O comandante da Aeronáutica, brigadeiro Luiz Carlos Bueno, confirmou ontem que o plano de vôo do Boeing estabelecia uma altitude de 37 mil pés e o do Legacy, 36 mil pés. Ele também disse que os dois se chocaram a 37 mil.

- O Boeing estava a 37 mil pés e eles e bateram porque o Legacy também estava a 37 mil pés - afirmou o brigadeiro, que depois tentou amenizar suas declarações, acrescentando:

- Não temos informação, mas alguém saiu de seu plano de vôo.

Na última sexta-feira, o Legacy recebeu autorização para se manter aos 37 mil pés somente no trajeto entre São José dos Campos e Brasília. A partir daí até Manaus, teria que descer para 36 mil pés.
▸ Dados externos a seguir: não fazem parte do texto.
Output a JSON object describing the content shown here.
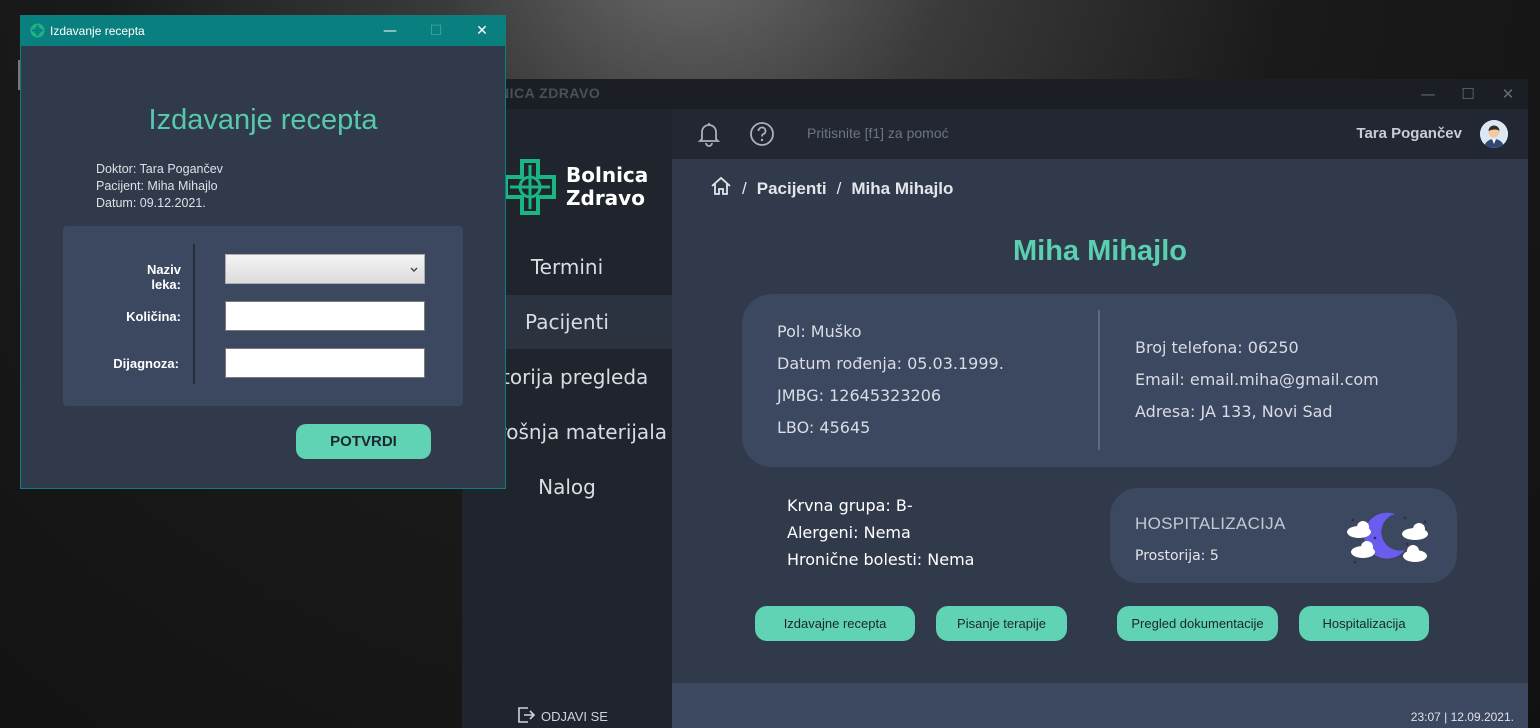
{
  "main_window": {
    "title": "BOLNICA ZDRAVO",
    "controls": {
      "minimize": "—",
      "maximize": "☐",
      "close": "✕"
    },
    "logo": {
      "line1": "Bolnica",
      "line2": "Zdravo"
    },
    "nav": [
      {
        "label": "Termini"
      },
      {
        "label": "Pacijenti"
      },
      {
        "label": "Istorija pregleda"
      },
      {
        "label": "Potrošnja materijala"
      },
      {
        "label": "Nalog"
      }
    ],
    "logout_label": "ODJAVI SE",
    "topbar": {
      "help_hint": "Pritisnite [f1] za pomoć",
      "user_name": "Tara Pogančev"
    },
    "breadcrumb": {
      "section": "Pacijenti",
      "current": "Miha Mihajlo",
      "separator": "/"
    },
    "patient_name": "Miha Mihajlo",
    "info_left": [
      "Pol: Muško",
      "Datum rođenja: 05.03.1999.",
      "JMBG: 12645323206",
      "LBO: 45645"
    ],
    "info_right": [
      "Broj telefona: 06250",
      "Email: email.miha@gmail.com",
      "Adresa: JA 133, Novi Sad"
    ],
    "medical": [
      "Krvna grupa: B-",
      "Alergeni: Nema",
      "Hronične bolesti: Nema"
    ],
    "hospitalization": {
      "title": "HOSPITALIZACIJA",
      "room": "Prostorija: 5"
    },
    "actions": [
      {
        "label": "Izdavajne recepta"
      },
      {
        "label": "Pisanje terapije"
      },
      {
        "label": "Pregled dokumentacije"
      },
      {
        "label": "Hospitalizacija"
      }
    ],
    "clock": "23:07 | 12.09.2021."
  },
  "dialog": {
    "title": "Izdavanje recepta",
    "controls": {
      "minimize": "—",
      "maximize": "☐",
      "close": "✕"
    },
    "heading": "Izdavanje recepta",
    "meta": [
      "Doktor: Tara Pogančev",
      "Pacijent: Miha Mihajlo",
      "Datum: 09.12.2021."
    ],
    "form": {
      "drug_label": "Naziv leka:",
      "drug_value": "",
      "quantity_label": "Količina:",
      "quantity_value": "",
      "diagnosis_label": "Dijagnoza:",
      "diagnosis_value": ""
    },
    "confirm_label": "POTVRDI"
  },
  "colors": {
    "accent": "#5ad0b0",
    "button": "#5fd3b4",
    "dialog_titlebar": "#0a7f80",
    "panel": "#3c4760",
    "content_bg": "#313a4b",
    "sidebar_bg": "#1f242d"
  },
  "icons": [
    "bell-icon",
    "help-icon",
    "home-icon",
    "logout-icon",
    "moon-clouds-icon",
    "hospital-cross-logo",
    "chevron-down-icon"
  ]
}
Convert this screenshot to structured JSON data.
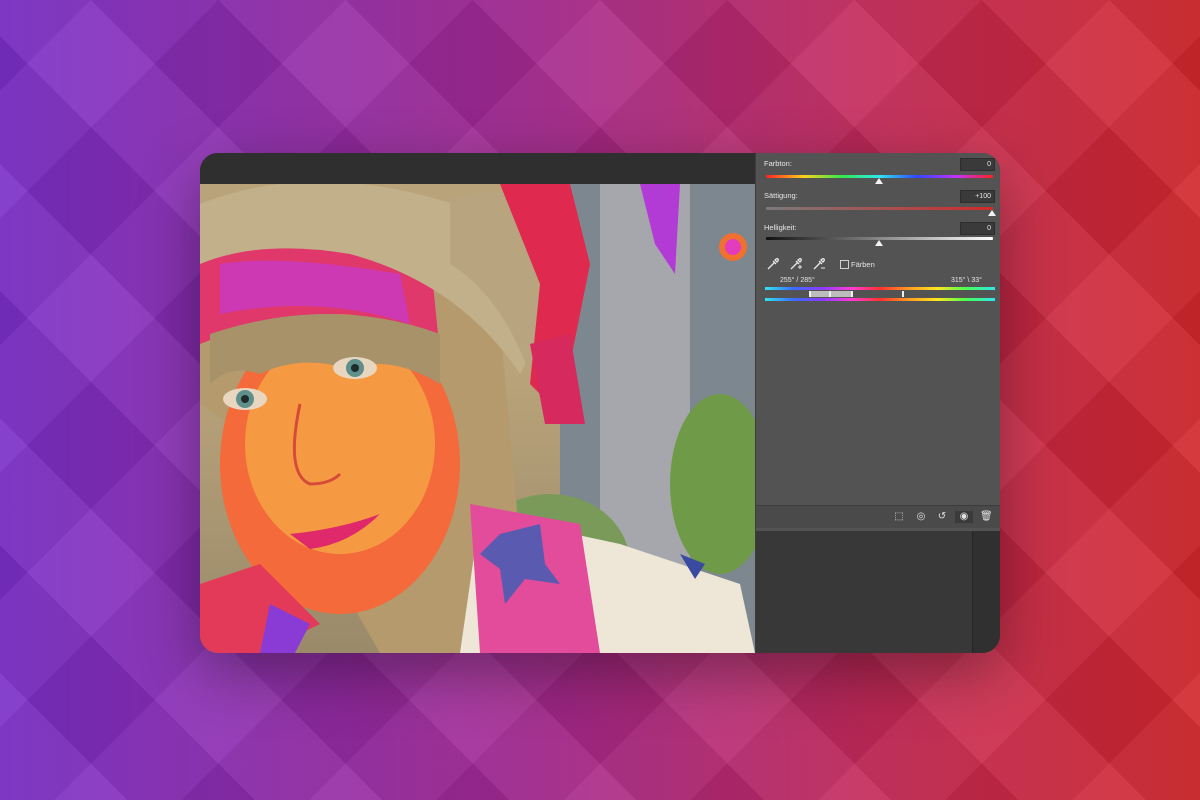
{
  "panel": {
    "hue": {
      "label": "Farbton:",
      "value": "0"
    },
    "saturation": {
      "label": "Sättigung:",
      "value": "+100"
    },
    "lightness": {
      "label": "Helligkeit:",
      "value": "0"
    },
    "colorize": {
      "label": "Färben",
      "checked": false
    },
    "range": {
      "left": "255° / 285°",
      "right": "315° \\ 33°"
    }
  },
  "footer_icons": [
    "clip-to-layer-icon",
    "visibility-preview-icon",
    "reset-icon",
    "eye-icon",
    "trash-icon"
  ]
}
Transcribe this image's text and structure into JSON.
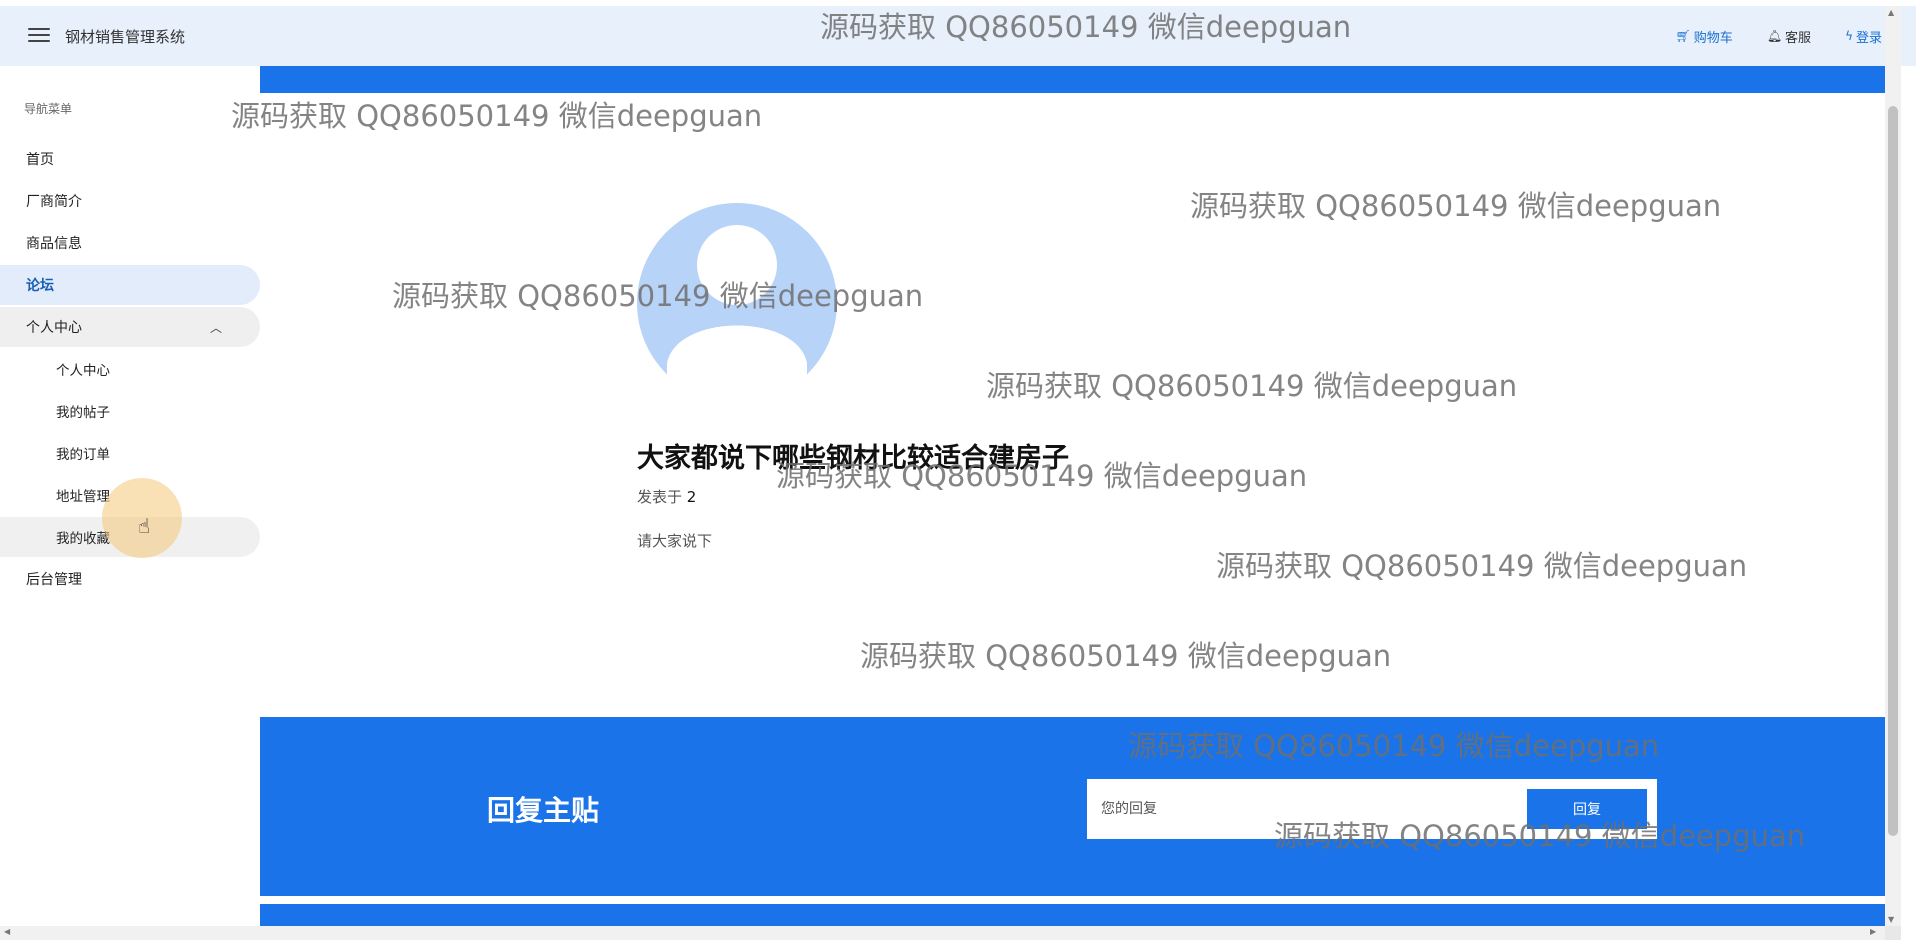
{
  "header": {
    "app_title": "钢材销售管理系统",
    "cart_label": "购物车",
    "service_label": "客服",
    "login_label": "登录",
    "icons": {
      "menu": "hamburger-icon",
      "cart": "cart-icon",
      "service": "bell-icon",
      "login": "lightning-icon"
    },
    "accent_color": "#1a6fd1"
  },
  "sidebar": {
    "section_label": "导航菜单",
    "items": [
      {
        "label": "首页"
      },
      {
        "label": "厂商简介"
      },
      {
        "label": "商品信息"
      },
      {
        "label": "论坛",
        "active": true
      },
      {
        "label": "个人中心",
        "expanded": true
      },
      {
        "label": "个人中心"
      },
      {
        "label": "我的帖子"
      },
      {
        "label": "我的订单"
      },
      {
        "label": "地址管理"
      },
      {
        "label": "我的收藏"
      },
      {
        "label": "后台管理"
      }
    ]
  },
  "post": {
    "title": "大家都说下哪些钢材比较适合建房子",
    "meta_prefix": "发表于",
    "meta_value": "2",
    "body": "请大家说下"
  },
  "reply": {
    "heading": "回复主贴",
    "placeholder": "您的回复",
    "button_label": "回复"
  },
  "watermark": {
    "text": "源码获取 QQ86050149 微信deepguan"
  },
  "colors": {
    "primary": "#1a73e8",
    "header_bg": "#e8f0fc",
    "avatar": "#b8d3f8"
  }
}
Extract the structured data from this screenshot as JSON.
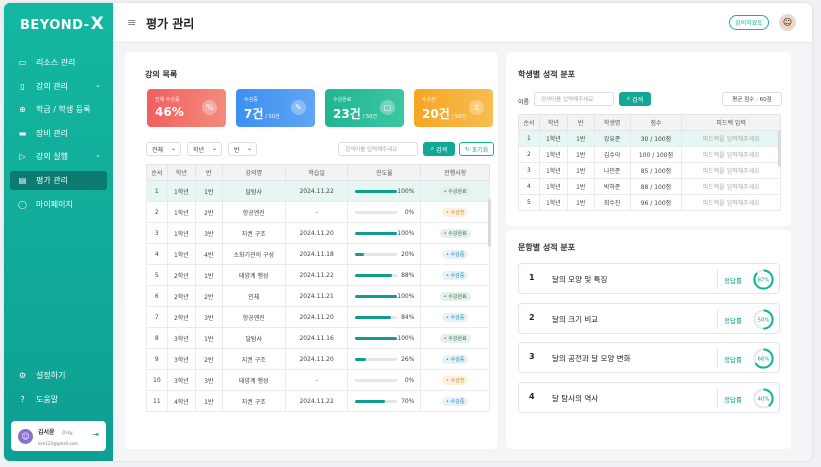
{
  "app": {
    "logo_text": "BEYOND-",
    "logo_x": "X",
    "page_title": "평가 관리",
    "guide_button": "강의자료도"
  },
  "sidebar": {
    "items": [
      {
        "label": "리소스 관리",
        "icon": "folder-icon"
      },
      {
        "label": "강의 관리",
        "icon": "book-icon",
        "chevron": "⌄"
      },
      {
        "label": "학급 / 학생 등록",
        "icon": "user-plus-icon"
      },
      {
        "label": "장비 관리",
        "icon": "device-icon"
      },
      {
        "label": "강의 실행",
        "icon": "play-icon",
        "chevron": "⌄"
      },
      {
        "label": "평가 관리",
        "icon": "clipboard-icon",
        "active": true
      },
      {
        "label": "마이페이지",
        "icon": "person-icon"
      }
    ],
    "bottom_items": [
      {
        "label": "설정하기",
        "icon": "settings-icon"
      },
      {
        "label": "도움말",
        "icon": "help-icon"
      }
    ],
    "user": {
      "name": "김서윤",
      "role": "강사님",
      "email": "kim123@gmail.com"
    }
  },
  "course_list": {
    "title": "강의 목록",
    "stats": [
      {
        "label": "전체 수강률",
        "value": "46%",
        "unit": "",
        "color": "#f0605f"
      },
      {
        "label": "수강중",
        "value": "7건",
        "unit": "/ 50건",
        "color": "#3d8ff0"
      },
      {
        "label": "수강완료",
        "value": "23건",
        "unit": "/ 50건",
        "color": "#1fb593"
      },
      {
        "label": "수강전",
        "value": "20건",
        "unit": "/ 50건",
        "color": "#f5a623"
      }
    ],
    "filters": {
      "all": "전체",
      "grade": "학년",
      "class": "반"
    },
    "search_placeholder": "검색어를 입력해주세요",
    "search_button": "검색",
    "reset_button": "초기화",
    "columns": [
      "순서",
      "학년",
      "반",
      "강의명",
      "학습일",
      "진도율",
      "진행사항"
    ],
    "rows": [
      {
        "no": "1",
        "grade": "1학년",
        "cls": "1반",
        "name": "달탐사",
        "date": "2024.11.22",
        "pct": "100%",
        "p": 100,
        "status": "수강완료",
        "kind": "done"
      },
      {
        "no": "2",
        "grade": "1학년",
        "cls": "2반",
        "name": "항공엔진",
        "date": "-",
        "pct": "0%",
        "p": 0,
        "status": "수강전",
        "kind": "pre"
      },
      {
        "no": "3",
        "grade": "1학년",
        "cls": "3반",
        "name": "지권 구조",
        "date": "2024.11.20",
        "pct": "100%",
        "p": 100,
        "status": "수강완료",
        "kind": "done"
      },
      {
        "no": "4",
        "grade": "1학년",
        "cls": "4반",
        "name": "소화기관의 구성",
        "date": "2024.11.18",
        "pct": "20%",
        "p": 20,
        "status": "수강중",
        "kind": "ing"
      },
      {
        "no": "5",
        "grade": "2학년",
        "cls": "1반",
        "name": "태양계 행성",
        "date": "2024.11.22",
        "pct": "88%",
        "p": 88,
        "status": "수강중",
        "kind": "ing"
      },
      {
        "no": "6",
        "grade": "2학년",
        "cls": "2반",
        "name": "인체",
        "date": "2024.11.21",
        "pct": "100%",
        "p": 100,
        "status": "수강완료",
        "kind": "done"
      },
      {
        "no": "7",
        "grade": "2학년",
        "cls": "3반",
        "name": "항공엔진",
        "date": "2024.11.20",
        "pct": "84%",
        "p": 84,
        "status": "수강중",
        "kind": "ing"
      },
      {
        "no": "8",
        "grade": "3학년",
        "cls": "1반",
        "name": "달탐사",
        "date": "2024.11.16",
        "pct": "100%",
        "p": 100,
        "status": "수강완료",
        "kind": "done"
      },
      {
        "no": "9",
        "grade": "3학년",
        "cls": "2반",
        "name": "지권 구조",
        "date": "2024.11.20",
        "pct": "26%",
        "p": 26,
        "status": "수강중",
        "kind": "ing"
      },
      {
        "no": "10",
        "grade": "3학년",
        "cls": "3반",
        "name": "태양계 행성",
        "date": "-",
        "pct": "0%",
        "p": 0,
        "status": "수강전",
        "kind": "pre"
      },
      {
        "no": "11",
        "grade": "4학년",
        "cls": "1반",
        "name": "지권 구조",
        "date": "2024.11.22",
        "pct": "70%",
        "p": 70,
        "status": "수강중",
        "kind": "ing"
      }
    ]
  },
  "student_scores": {
    "title": "학생별 성적 분포",
    "name_label": "이름",
    "search_placeholder": "검색어를 입력해주세요",
    "search_button": "검색",
    "average": "평균 점수 : 60점",
    "columns": [
      "순서",
      "학년",
      "반",
      "학생명",
      "점수",
      "피드백 입력"
    ],
    "feedback_placeholder": "피드백을 입력해주세요",
    "rows": [
      {
        "no": "1",
        "grade": "1학년",
        "cls": "1반",
        "name": "강유준",
        "score": "30 / 100점"
      },
      {
        "no": "2",
        "grade": "1학년",
        "cls": "1반",
        "name": "김수아",
        "score": "100 / 100점"
      },
      {
        "no": "3",
        "grade": "1학년",
        "cls": "1반",
        "name": "나민준",
        "score": "85 / 100점"
      },
      {
        "no": "4",
        "grade": "1학년",
        "cls": "1반",
        "name": "박하준",
        "score": "88 / 100점"
      },
      {
        "no": "5",
        "grade": "1학년",
        "cls": "1반",
        "name": "최수진",
        "score": "96 / 100점"
      }
    ]
  },
  "question_scores": {
    "title": "문항별 성적 분포",
    "rate_label": "정답률",
    "items": [
      {
        "no": "1",
        "title": "달의 모양 및 특징",
        "rate": "87%",
        "p": 87
      },
      {
        "no": "2",
        "title": "달의 크기 비교",
        "rate": "50%",
        "p": 50
      },
      {
        "no": "3",
        "title": "달의 공전과 달 모양 변화",
        "rate": "66%",
        "p": 66
      },
      {
        "no": "4",
        "title": "달 탐사의 역사",
        "rate": "40%",
        "p": 40
      }
    ]
  }
}
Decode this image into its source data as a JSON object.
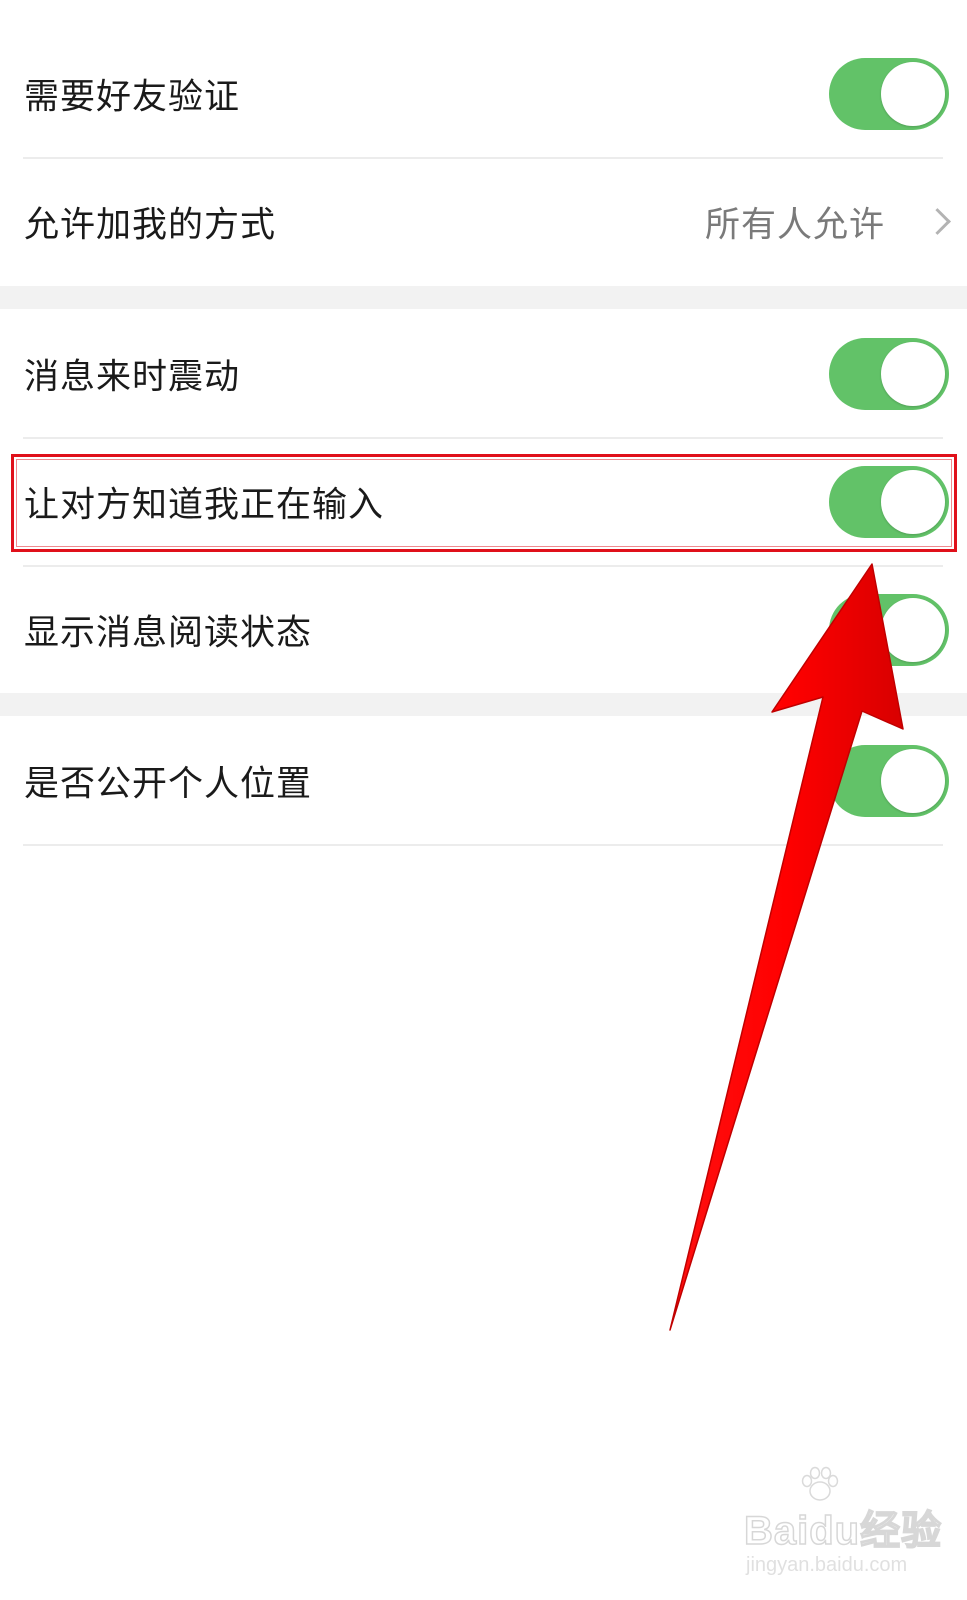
{
  "settings": {
    "group1": {
      "require_verification": {
        "label": "需要好友验证",
        "enabled": true
      },
      "add_method": {
        "label": "允许加我的方式",
        "value": "所有人允许"
      }
    },
    "group2": {
      "vibrate": {
        "label": "消息来时震动",
        "enabled": true
      },
      "typing_indicator": {
        "label": "让对方知道我正在输入",
        "enabled": true
      },
      "read_status": {
        "label": "显示消息阅读状态",
        "enabled": true
      }
    },
    "group3": {
      "public_location": {
        "label": "是否公开个人位置",
        "enabled": true
      }
    }
  },
  "annotation": {
    "highlight_color": "#e0101a",
    "arrow_color": "#ff0000",
    "highlighted_item": "typing_indicator"
  },
  "colors": {
    "toggle_on": "#62c268",
    "separator_band": "#f2f2f2",
    "secondary_text": "#7a7a7a"
  },
  "watermark": {
    "text": "Baidu经验",
    "url": "jingyan.baidu.com"
  }
}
Mas o Centro Integrado de Defesa Aérea e Controle de Tráfego (Cindacta) de Brasília perdeu o contato com o sistema "transponder" da aeronave, que mostra a sua localização no radar, logo depois que o Legacy passou pela capital federal. O contato só foi retomado após o choque, quando o piloto pediu orientação para pouso ao Cindacta de Manaus. No trajeto entre Brasília e Mato Grosso, onde ocorreu o choque entre as duas aeronaves, o Cindacta de Brasília ficou sem comunicação alguma com o jato. O rádio e o transponder pararam de funcionar, mas voltaram logo após a colisão, o que leva a duas linhas de investigação: falha no equipamento ou a possibilidade de o equipamento ter sido desligado exatamente para evitar que os radares detectassem o descumprimento das recomendações da torre.

O Boeing 737-800 tinha autorização do Cindacta de Manaus para voar a 37 mil pés e não há registros no sistema de controle de tráfego da Aeronáutica de que tenha se desviado da rota. Segundo essa linha de investigação, a colisão aconteceu porque o piloto do Legacy teria se mantido na altitude de 37 mil pés sem autorização do Cindacta de Brasília.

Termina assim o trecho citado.